Pulling his hands away from his eyes left ghost images dancing in the dim kitchen light in front of him. Spirits rising up from the ashes of a book, burned by a mystical flame. The souls of countless victims, trapped down the years. Victims and murderers both; the innocent and those who had sought to test themselves against evil and found themselves wanting. Needy had been there, a man broken by the weight of expectations laid upon him. Anderson too, small and frightened, a little boy abandoned by his parents and never understanding why. And then the women they had abducted, tortured, raped, killed. All because a book told them to? Well, was that so hard to believe, after all that had been done in the name of the Bible, the Koran?

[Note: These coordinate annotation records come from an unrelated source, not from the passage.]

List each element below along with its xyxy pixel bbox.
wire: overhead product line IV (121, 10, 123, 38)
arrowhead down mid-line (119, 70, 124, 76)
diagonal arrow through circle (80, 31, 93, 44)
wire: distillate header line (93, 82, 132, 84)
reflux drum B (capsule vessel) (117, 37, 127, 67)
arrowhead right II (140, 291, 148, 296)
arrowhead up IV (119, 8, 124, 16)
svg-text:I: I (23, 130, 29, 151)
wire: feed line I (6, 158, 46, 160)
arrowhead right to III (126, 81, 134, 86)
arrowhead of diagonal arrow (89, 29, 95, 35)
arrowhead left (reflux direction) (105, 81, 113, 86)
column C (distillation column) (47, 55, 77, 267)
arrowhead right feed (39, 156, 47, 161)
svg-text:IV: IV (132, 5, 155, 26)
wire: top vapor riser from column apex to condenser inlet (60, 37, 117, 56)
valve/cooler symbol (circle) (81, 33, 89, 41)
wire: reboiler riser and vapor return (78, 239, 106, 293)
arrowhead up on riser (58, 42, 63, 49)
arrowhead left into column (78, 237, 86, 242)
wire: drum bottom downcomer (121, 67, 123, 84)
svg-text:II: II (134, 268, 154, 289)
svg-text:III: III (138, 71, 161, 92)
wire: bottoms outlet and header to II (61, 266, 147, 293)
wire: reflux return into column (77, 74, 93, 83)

They were naked. Does he remember that? Or is it the memory of the post-mortem slab, the endless photographs of dead bodies he has seen. No, they were there. Surrounding him, keeping the flames away until rescue came. Kirsty.

A noise and flurry of movement. At the same moment he registered that he’d heard the cat flap clatter in the back door, Mrs McCutcheon’s cat was on the table in front of him. The normally unflappable beast looked wild, its fur straggled and unkempt, mud spatters all along one side.

‘Jesus, you gave me a shock.’ McLean rocked back in his chair, feeling his heart bashing away in his chest like a cheap horror movie. The cat just looked at him, sat down and started to clean itself.